A ben vedere, le due fattispecie sono nettamente distinte.
L’art. 133, comma 2, riguarda gli scarichi di acque reflue domestiche esercitati in assenza del titolo autorizzatorio previsto dall’art. 124, oppure là dove il suddetto titolo sia stato sospeso o revocato.
In particolare, da quest’ultima precisazione emerge che lo scarico, sebbene concretamente abusivo, è astrattamente suscettibile di essere autorizzato.

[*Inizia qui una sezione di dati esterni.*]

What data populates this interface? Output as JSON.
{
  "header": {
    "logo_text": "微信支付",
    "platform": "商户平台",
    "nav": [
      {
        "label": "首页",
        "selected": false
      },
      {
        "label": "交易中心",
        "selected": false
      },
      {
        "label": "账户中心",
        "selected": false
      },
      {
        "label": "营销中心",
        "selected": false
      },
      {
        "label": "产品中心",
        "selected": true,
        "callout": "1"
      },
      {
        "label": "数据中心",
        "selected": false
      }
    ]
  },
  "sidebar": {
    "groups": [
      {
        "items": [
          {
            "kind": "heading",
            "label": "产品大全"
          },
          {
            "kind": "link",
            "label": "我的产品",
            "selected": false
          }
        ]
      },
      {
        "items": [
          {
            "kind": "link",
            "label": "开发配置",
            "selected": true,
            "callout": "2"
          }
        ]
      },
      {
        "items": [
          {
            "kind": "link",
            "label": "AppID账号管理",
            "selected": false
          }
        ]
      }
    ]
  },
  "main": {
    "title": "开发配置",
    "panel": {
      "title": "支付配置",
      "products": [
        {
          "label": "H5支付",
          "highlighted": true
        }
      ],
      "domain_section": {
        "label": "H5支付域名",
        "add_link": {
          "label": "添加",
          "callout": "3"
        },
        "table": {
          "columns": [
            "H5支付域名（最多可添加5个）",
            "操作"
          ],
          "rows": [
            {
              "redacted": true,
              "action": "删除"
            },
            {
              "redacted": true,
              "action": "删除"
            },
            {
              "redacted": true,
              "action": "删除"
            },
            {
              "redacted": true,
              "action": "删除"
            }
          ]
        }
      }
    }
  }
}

La sanzione penale dell’art. 137, comma 11, invece, punisce la mancata osservanza dei «divieti di scarico previsti dagli articoli 103 e 104». Si tratta, salve le eccezioni tassativamente previste dai medesimi artt. 103 e 104, di divieti assoluti di scarico, con i quali «il legislatore, conformemente alle direttive comunitarie, ha voluto ribadire in maniera chiara e precisa il divieto di scarichi nel suolo e nel sottosuolo [ivi inclusi gli strati superficiali del sottosuolo, oltre che nelle acque sotterranee], per la natura impermeabile di tale corpo recettore e per l’impossibilità di controllare le sostanze immesse» (Cass. pen., sez. III, 11 marzo 2009, n. 17862). Ne consegue che, in tali casi, gli scarichi risultano abusivi anche solo in astratto, senza necessità di verificare se siano stati autorizzati o se il titolo autorizzatorio sia efficace, salva la ricorrenza di una delle ipotesi eccezionali previste.